Donald Trump enchaîne les décrets : peut-il vraiment tout faire ?

SIGNATURES EN SÉRIE - Depuis son entrée en fonction, Donald Trump fait chauffer les stylos. Il a déjà signé une série d'"executive orders", ou décrets présidentiels, laissant voir les grandes lignes de sa politique. Quels sont les effets de ces directives ?

Les premiers textes s’enchaînent et déchaînent les passions. Aussitôt élu président des Etats-Unis, Donald Trump a signé toute une série d’"executive orders", aussi appelé décrets présidentiels. L’un d’eux, le décret anti-immigration, a beaucoup fait parler et a révolté la communauté internationale. 

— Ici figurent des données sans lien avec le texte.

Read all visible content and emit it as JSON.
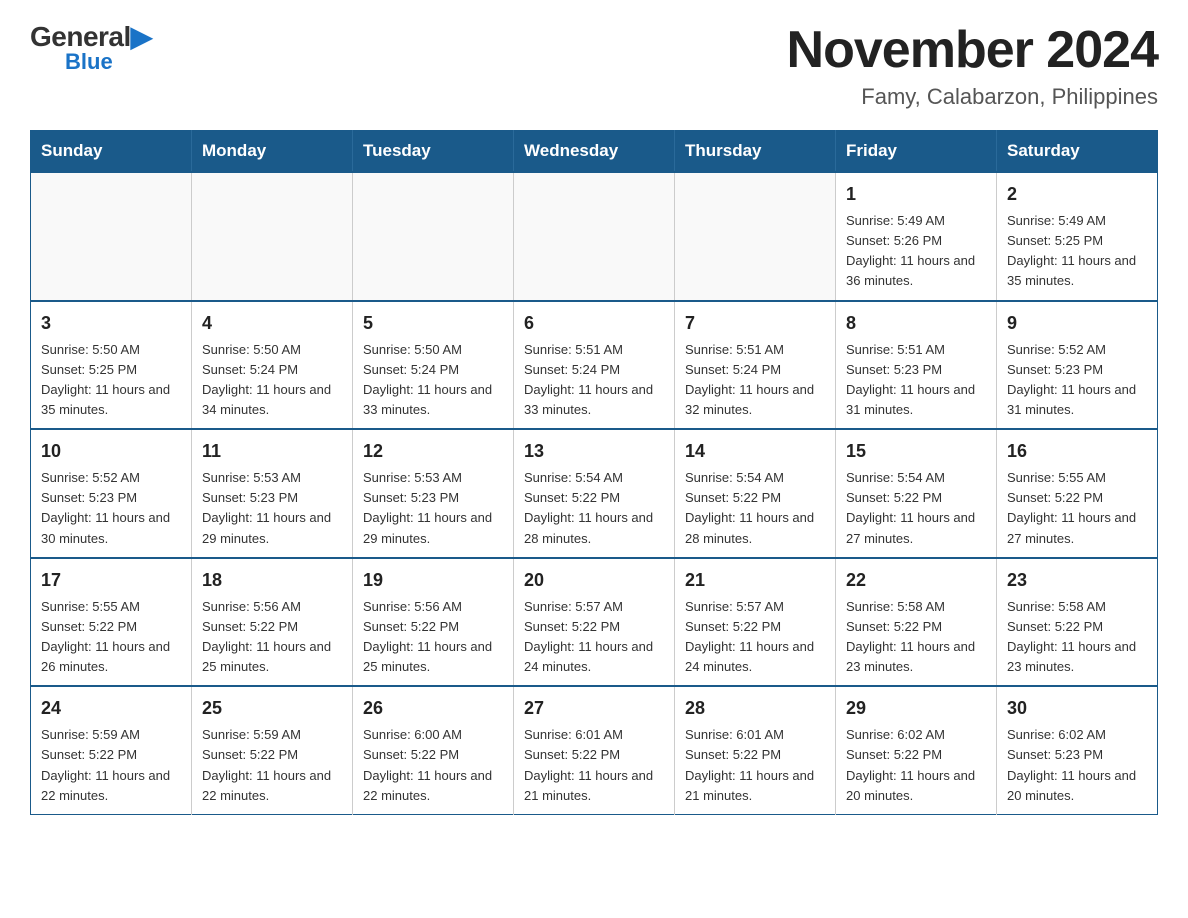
{
  "logo": {
    "general": "General",
    "blue": "Blue",
    "triangle": "▶"
  },
  "title": "November 2024",
  "subtitle": "Famy, Calabarzon, Philippines",
  "days_of_week": [
    "Sunday",
    "Monday",
    "Tuesday",
    "Wednesday",
    "Thursday",
    "Friday",
    "Saturday"
  ],
  "weeks": [
    [
      {
        "day": "",
        "info": ""
      },
      {
        "day": "",
        "info": ""
      },
      {
        "day": "",
        "info": ""
      },
      {
        "day": "",
        "info": ""
      },
      {
        "day": "",
        "info": ""
      },
      {
        "day": "1",
        "info": "Sunrise: 5:49 AM\nSunset: 5:26 PM\nDaylight: 11 hours and 36 minutes."
      },
      {
        "day": "2",
        "info": "Sunrise: 5:49 AM\nSunset: 5:25 PM\nDaylight: 11 hours and 35 minutes."
      }
    ],
    [
      {
        "day": "3",
        "info": "Sunrise: 5:50 AM\nSunset: 5:25 PM\nDaylight: 11 hours and 35 minutes."
      },
      {
        "day": "4",
        "info": "Sunrise: 5:50 AM\nSunset: 5:24 PM\nDaylight: 11 hours and 34 minutes."
      },
      {
        "day": "5",
        "info": "Sunrise: 5:50 AM\nSunset: 5:24 PM\nDaylight: 11 hours and 33 minutes."
      },
      {
        "day": "6",
        "info": "Sunrise: 5:51 AM\nSunset: 5:24 PM\nDaylight: 11 hours and 33 minutes."
      },
      {
        "day": "7",
        "info": "Sunrise: 5:51 AM\nSunset: 5:24 PM\nDaylight: 11 hours and 32 minutes."
      },
      {
        "day": "8",
        "info": "Sunrise: 5:51 AM\nSunset: 5:23 PM\nDaylight: 11 hours and 31 minutes."
      },
      {
        "day": "9",
        "info": "Sunrise: 5:52 AM\nSunset: 5:23 PM\nDaylight: 11 hours and 31 minutes."
      }
    ],
    [
      {
        "day": "10",
        "info": "Sunrise: 5:52 AM\nSunset: 5:23 PM\nDaylight: 11 hours and 30 minutes."
      },
      {
        "day": "11",
        "info": "Sunrise: 5:53 AM\nSunset: 5:23 PM\nDaylight: 11 hours and 29 minutes."
      },
      {
        "day": "12",
        "info": "Sunrise: 5:53 AM\nSunset: 5:23 PM\nDaylight: 11 hours and 29 minutes."
      },
      {
        "day": "13",
        "info": "Sunrise: 5:54 AM\nSunset: 5:22 PM\nDaylight: 11 hours and 28 minutes."
      },
      {
        "day": "14",
        "info": "Sunrise: 5:54 AM\nSunset: 5:22 PM\nDaylight: 11 hours and 28 minutes."
      },
      {
        "day": "15",
        "info": "Sunrise: 5:54 AM\nSunset: 5:22 PM\nDaylight: 11 hours and 27 minutes."
      },
      {
        "day": "16",
        "info": "Sunrise: 5:55 AM\nSunset: 5:22 PM\nDaylight: 11 hours and 27 minutes."
      }
    ],
    [
      {
        "day": "17",
        "info": "Sunrise: 5:55 AM\nSunset: 5:22 PM\nDaylight: 11 hours and 26 minutes."
      },
      {
        "day": "18",
        "info": "Sunrise: 5:56 AM\nSunset: 5:22 PM\nDaylight: 11 hours and 25 minutes."
      },
      {
        "day": "19",
        "info": "Sunrise: 5:56 AM\nSunset: 5:22 PM\nDaylight: 11 hours and 25 minutes."
      },
      {
        "day": "20",
        "info": "Sunrise: 5:57 AM\nSunset: 5:22 PM\nDaylight: 11 hours and 24 minutes."
      },
      {
        "day": "21",
        "info": "Sunrise: 5:57 AM\nSunset: 5:22 PM\nDaylight: 11 hours and 24 minutes."
      },
      {
        "day": "22",
        "info": "Sunrise: 5:58 AM\nSunset: 5:22 PM\nDaylight: 11 hours and 23 minutes."
      },
      {
        "day": "23",
        "info": "Sunrise: 5:58 AM\nSunset: 5:22 PM\nDaylight: 11 hours and 23 minutes."
      }
    ],
    [
      {
        "day": "24",
        "info": "Sunrise: 5:59 AM\nSunset: 5:22 PM\nDaylight: 11 hours and 22 minutes."
      },
      {
        "day": "25",
        "info": "Sunrise: 5:59 AM\nSunset: 5:22 PM\nDaylight: 11 hours and 22 minutes."
      },
      {
        "day": "26",
        "info": "Sunrise: 6:00 AM\nSunset: 5:22 PM\nDaylight: 11 hours and 22 minutes."
      },
      {
        "day": "27",
        "info": "Sunrise: 6:01 AM\nSunset: 5:22 PM\nDaylight: 11 hours and 21 minutes."
      },
      {
        "day": "28",
        "info": "Sunrise: 6:01 AM\nSunset: 5:22 PM\nDaylight: 11 hours and 21 minutes."
      },
      {
        "day": "29",
        "info": "Sunrise: 6:02 AM\nSunset: 5:22 PM\nDaylight: 11 hours and 20 minutes."
      },
      {
        "day": "30",
        "info": "Sunrise: 6:02 AM\nSunset: 5:23 PM\nDaylight: 11 hours and 20 minutes."
      }
    ]
  ]
}
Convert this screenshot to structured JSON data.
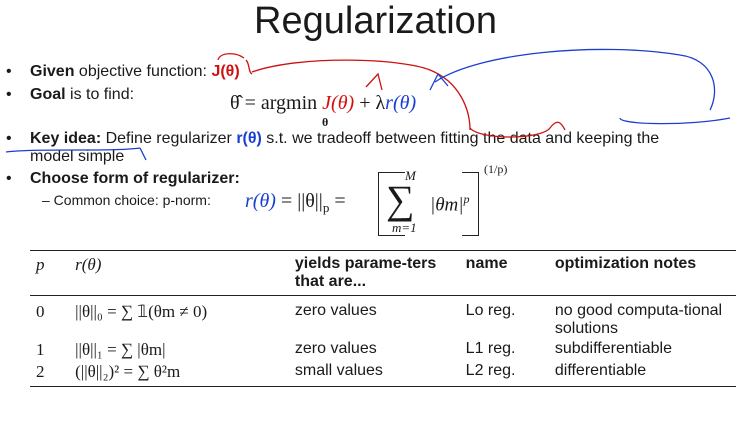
{
  "title": "Regularization",
  "bullets": {
    "given_bold": "Given",
    "given_text": " objective function: ",
    "given_fn": "J(θ)",
    "goal_bold": "Goal",
    "goal_text": " is to find:",
    "goal_eq_lhs": "θ̂ = argmin",
    "goal_eq_sub": "θ",
    "goal_eq_J": "J(θ)",
    "goal_eq_plus": " + λ",
    "goal_eq_r": "r(θ)",
    "key_bold": "Key idea:",
    "key_text": " Define regularizer ",
    "key_r": "r(θ)",
    "key_text2": " s.t. we tradeoff between fitting the data and keeping the",
    "key_text3": "model simple",
    "choose_bold": "Choose form of regularizer:",
    "common_label": "– Common choice: p-norm:",
    "pnorm_lhs": "r(θ)",
    "pnorm_eq": " = ||θ||",
    "pnorm_p": "p",
    "pnorm_eq2": " = ",
    "pnorm_sum_top": "M",
    "pnorm_sum_bot": "m=1",
    "pnorm_body": "|θm|",
    "pnorm_exp": "(1/p)"
  },
  "table": {
    "headers": [
      "p",
      "r(θ)",
      "yields parame-ters that are...",
      "name",
      "optimization notes"
    ],
    "rows": [
      [
        "0",
        "||θ||₀ = ∑ 𝟙(θm ≠ 0)",
        "zero values",
        "Lo reg.",
        "no good computa-tional solutions"
      ],
      [
        "1",
        "||θ||₁ = ∑ |θm|",
        "zero values",
        "L1 reg.",
        "subdifferentiable"
      ],
      [
        "2",
        "(||θ||₂)² = ∑ θ²m",
        "small values",
        "L2 reg.",
        "differentiable"
      ]
    ]
  },
  "colors": {
    "red": "#d01010",
    "blue": "#1a3fd0"
  }
}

Mais ce n'est que l'un des nombreux textes officiels que le président a signé ces derniers jours : décret pour interdire tout financement des organisations pro-avortement ; décret pour retirer les Etats-Unis du Partenariat transpacifique qui regroupe 12 pays de la zone pacifique ; décret pour relancer le projet Keystone XL, immense oéloduc dont la construction avait été bloquée par Barack Obama au nom de la lutte contre le changement climatique ;  décret pour lancer la construction d’un mur à la frontière américano-mexicaine, ou encore pour annuler la loi d’assurance santé "Obamacare". Donald Trump semble décidément "décrétophile". Faut-il s’affoler ? LCI vous explique. 

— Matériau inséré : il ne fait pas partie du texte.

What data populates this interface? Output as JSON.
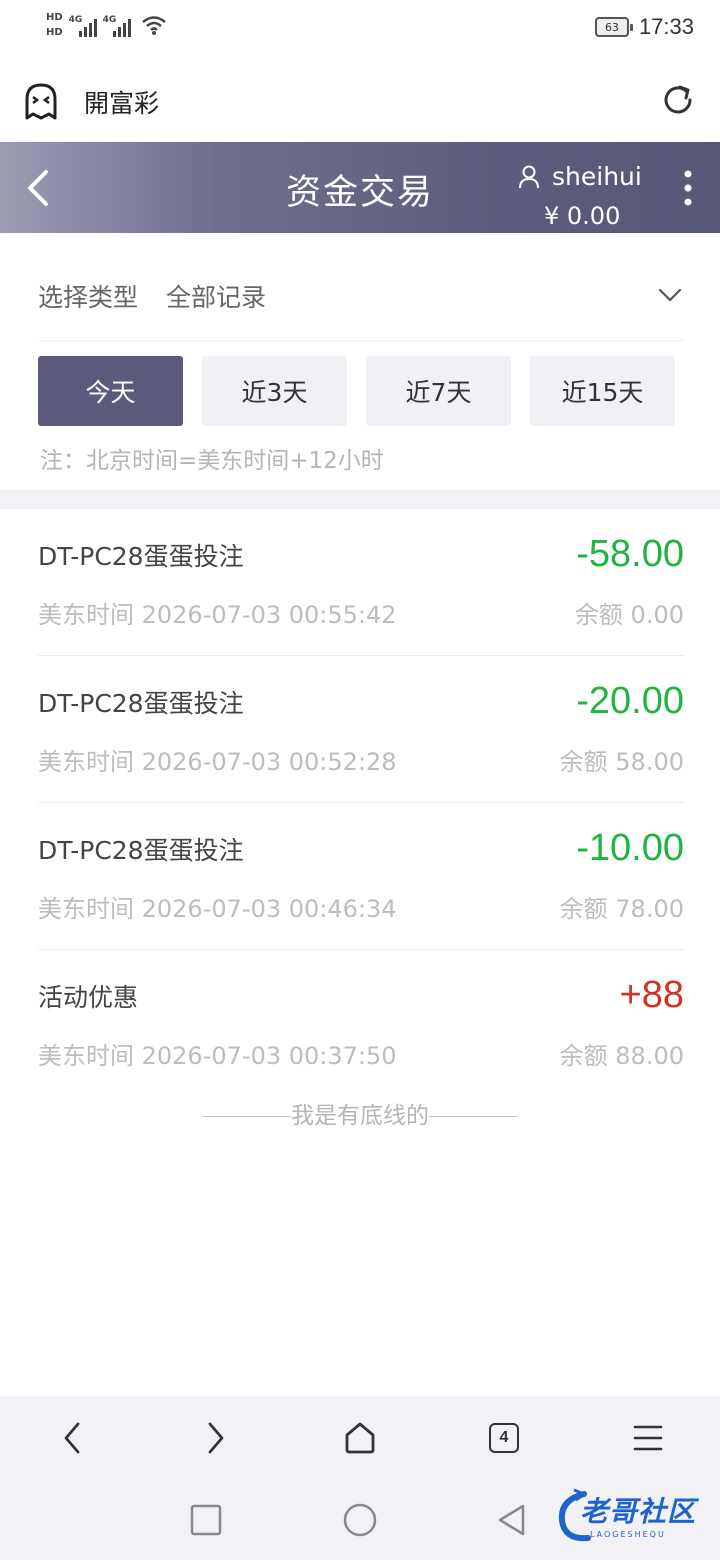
{
  "status_bar": {
    "hd1": "HD",
    "hd2": "HD",
    "net1": "4G",
    "net2": "4G",
    "battery": "63",
    "time": "17:33"
  },
  "browser": {
    "title": "開富彩"
  },
  "header": {
    "title": "资金交易",
    "username": "sheihui",
    "balance": "¥ 0.00"
  },
  "filter": {
    "type_label": "选择类型",
    "type_value": "全部记录",
    "ranges": [
      {
        "label": "今天",
        "active": true
      },
      {
        "label": "近3天",
        "active": false
      },
      {
        "label": "近7天",
        "active": false
      },
      {
        "label": "近15天",
        "active": false
      }
    ],
    "note": "注：北京时间=美东时间+12小时"
  },
  "records": [
    {
      "title": "DT-PC28蛋蛋投注",
      "time": "美东时间 2026-07-03 00:55:42",
      "amount": "-58.00",
      "balance": "余额 0.00"
    },
    {
      "title": "DT-PC28蛋蛋投注",
      "time": "美东时间 2026-07-03 00:52:28",
      "amount": "-20.00",
      "balance": "余额 58.00"
    },
    {
      "title": "DT-PC28蛋蛋投注",
      "time": "美东时间 2026-07-03 00:46:34",
      "amount": "-10.00",
      "balance": "余额 78.00"
    },
    {
      "title": "活动优惠",
      "time": "美东时间 2026-07-03 00:37:50",
      "amount": "+88",
      "balance": "余额 88.00"
    }
  ],
  "end_text": "我是有底线的",
  "browser_nav": {
    "tabs_count": "4"
  },
  "watermark": {
    "text": "老哥社区",
    "sub": "LAOGESHEQU"
  },
  "colors": {
    "header_start": "#9c9bb3",
    "header_end": "#585778",
    "active_tab": "#5b5a7c",
    "negative": "#1fb53f",
    "positive": "#d03224"
  }
}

Quel intérêt de prendre tous ces décrets ?

Pour Donald Trump, l’intérêt est assez clair. Les décrets ont en effet effet de loi. Ils permettent donc au président de contourner le Congrès, instance chargée de discuter et voter les lois. 


La mesure est aussi symbolique : sorte de coup de force, il permet au président d’assoir son autorité, de montrer qu’il est aux manettes, d'imprimer sa ligne. Il prouve à son électorat qu’il est rapide, efficace, homme d’action, qu’il prend les choses en main et n’hésite pas à rompre avec les méthodes et la politique de son prédecesseur.

Donald Trump abuse-t-il des décrets ?

Il est encore trop tôt pour le dire… même s’il est vrai qu’en une semaine, le 45e président a montré qu'il avait la gâchette du stylo facile. Pour rappel, cependant, ses prédécesseurs ont aussi usé, et largement, du décret : au cours de leurs huit ans de présidence, Barack Obama a signé 276 décrets présidentiels, George W. Bush, 291 et Bill Clinton, 364. 


Il y a quelques jours, alors que Donald Trump avait déjà signé 4 décrets,  le Journal de Montréal a fait son petit calcul : s’il poursuit à ce rythme, il en aura signé 834 à la fin de son mandat, et… 1668 d’ici 2024. Il restera cependant encore loin du grand champion toutes catégories : Franklin Roosevelt, qui en a signé 3.522. 

Donald Trump est-il en roue libre (et a-t-il des garde-fous) ?

Sur le papier, le décret présidentiel permet justement d’assoir le pouvoir du président et de contourner les institutions. Et ce, sur tous les sujets. Un président américain peut ainsi, en théorie, déclarer une guerre seul.  Même si, dans les faits, toutes les entrées en guerre ont ensuite été ratifiées par le Congrès, comme lorsque Bill Clinton a lancé le pays dans le conflit au Kosovo par décret.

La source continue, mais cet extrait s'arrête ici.